Elika: Always the Light

Elika
Always the Light
Saint Marie

Despite colloquial usage to the contrary, nostalgia is not celebration or replication of the past, but a longing for beloved places and circumstances lost to time. When it comes to nostalgic mourning in this sense, pop musicians often go back-to-basics, as if plaintive acoustic strumming somehow represented a universally shared vision of pastoral innocence and happiness. But that’s just not the kind of music that Brooklyn-based electronic duo Elika makes. When the band turned its musical attention to a nostalgia informed by the passing of singer/multi-instrumentalist Evagelia Maravelias’s father, Maravelias and fellow multi-instrumentalist Brian Wenckebach didn’t strive for a mythic authenticity promised by wood and strings. They simply continued to do what they do best, but better.

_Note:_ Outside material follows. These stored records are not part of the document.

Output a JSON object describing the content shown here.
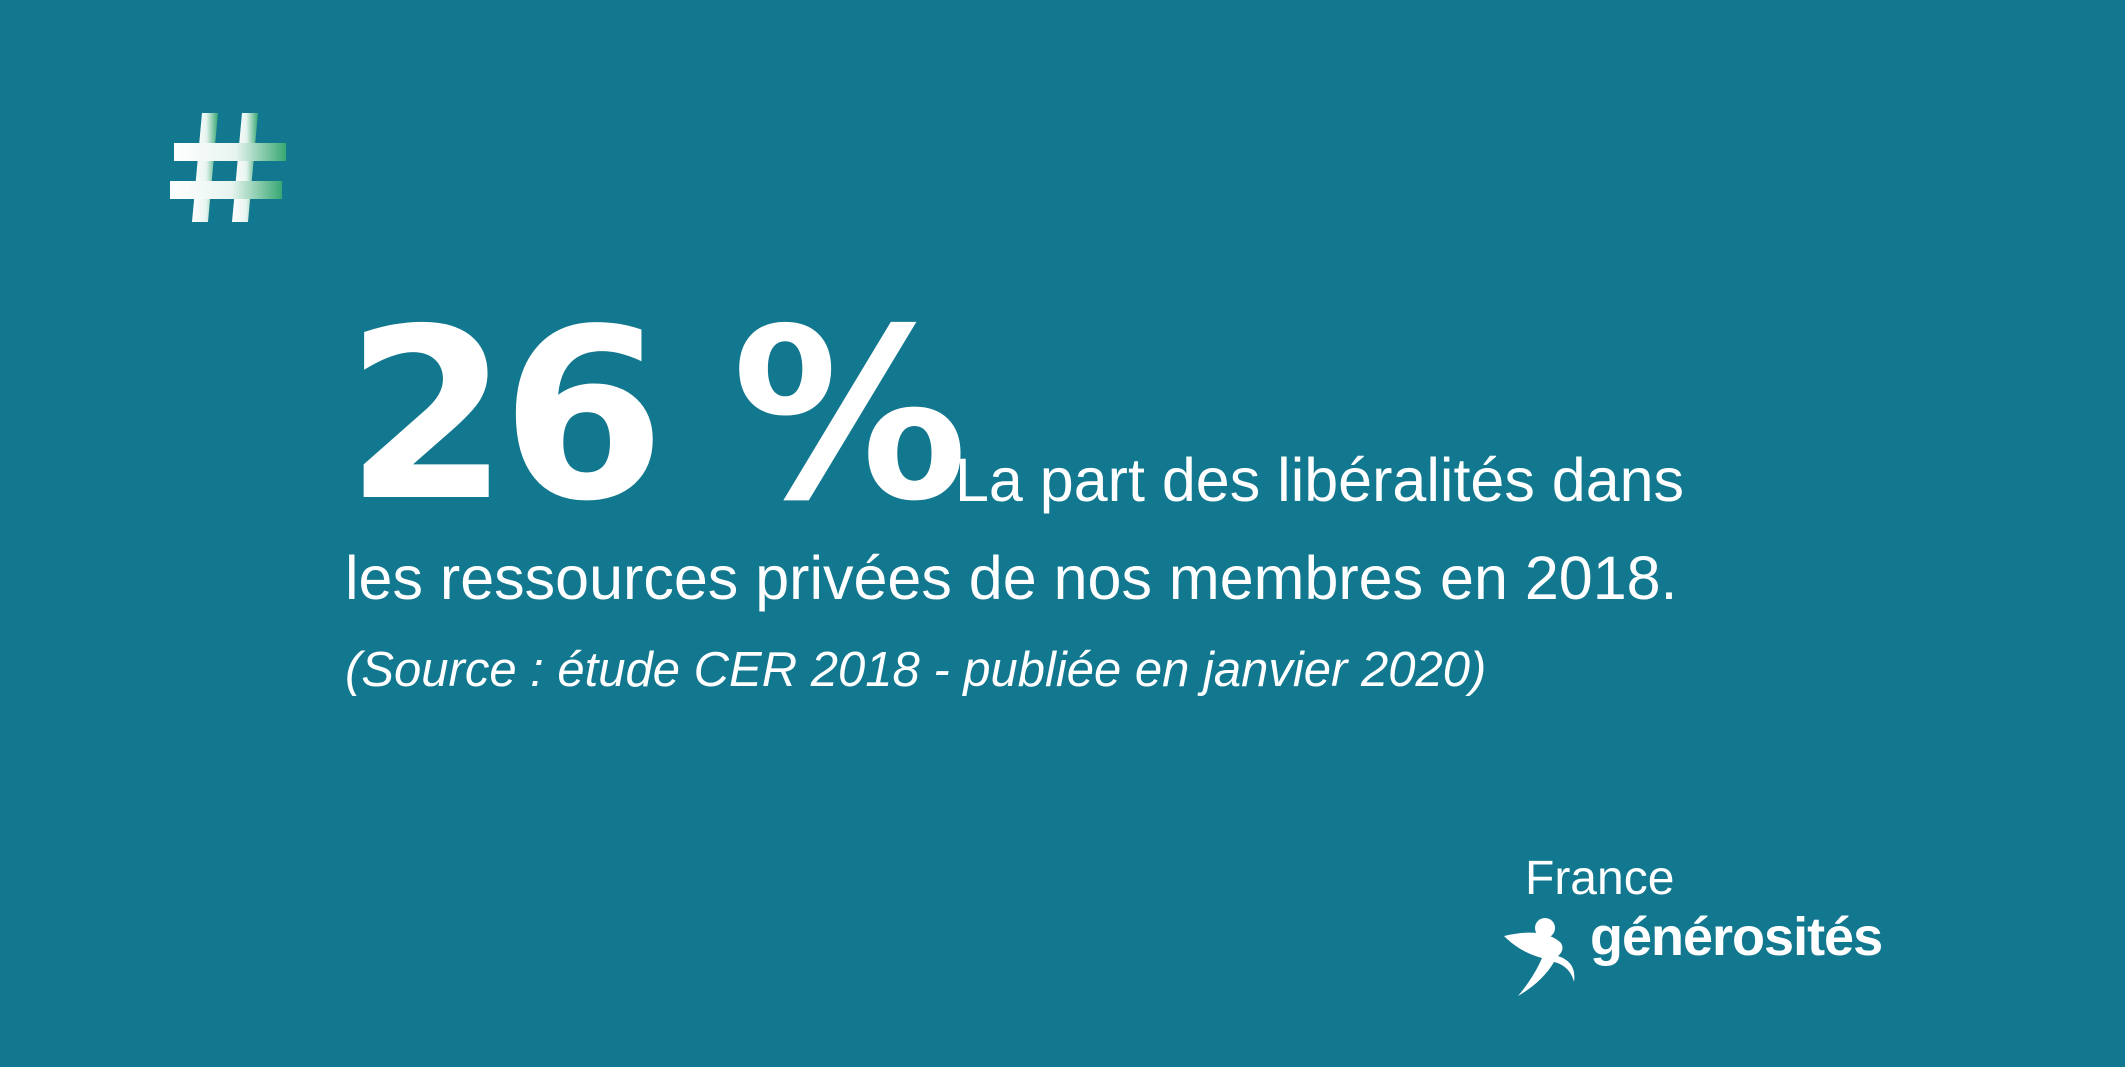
{
  "theme": {
    "background": "#12788f",
    "text": "#ffffff",
    "accent_gradient": [
      "#ffffff",
      "#38a873"
    ]
  },
  "icons": {
    "hash": "hash-icon"
  },
  "stat": {
    "value": "26 %",
    "line1": "La part des libéralités dans",
    "line2": "les ressources privées de nos membres en 2018.",
    "source": "(Source : étude CER 2018 - publiée en janvier 2020)"
  },
  "brand": {
    "top": "France",
    "bottom": "générosités",
    "logo_icon": "figure-swoosh-icon"
  }
}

Indeed, the glitchy grooves, organ, and fuzz bass that power Always the Light‘s centerpiece and most overt elegy, “No One Gets Lost”, aren’t much of a departure from the template established on previous albums, like 2010’s not-as-silly-as-it-sounds Snuggle Bunnies. The difference comes in the masterful pairing of sonics and sentiment. There’s an audible lump in Maravelias’s throat when she sings of her father, “Before you left, you said you said, ‘No one gets lost / In this world'”, but it’s just barely concealed by her resolve to follow his wishes and move on. The syncopated barrage of loops and drones echo this complex mix of strength and emotional slippage.

Despite the loss that seems to drive Always the Light, from parents dying to the impermanence of youth to the slow fade of relationships, Elika never resorts to mawkishness, letting the natural tinge of sadness in Maravelias’s voice do the work. In her delivery, unmistakably reminiscent of early Madonna, simple statements like “Days run into each other / We forget one another / We’re lost” take on an urgent, intimate tone. There’s reconciliation, as well. On “Trials”, the final full song before the last of the album’s four short interlude pieces, Wenckebach accompanies the lines “Can you hear me singing my song? / It took you so long to say / That I love you that way” with a fog of bending guitar notes, and the duo achieve a nearly U2-like spiritual grandeur.

Elika’s decision to cloak mourning and nostalgia in bright, trebly fuzz and spare, flitting electronic percussion counter-intuitively makes Always the Light a wonderfully humane album of lamentation. It’s the sunny morning after a sleepless night, when emotions are raw, but beauty is all the more perceptible.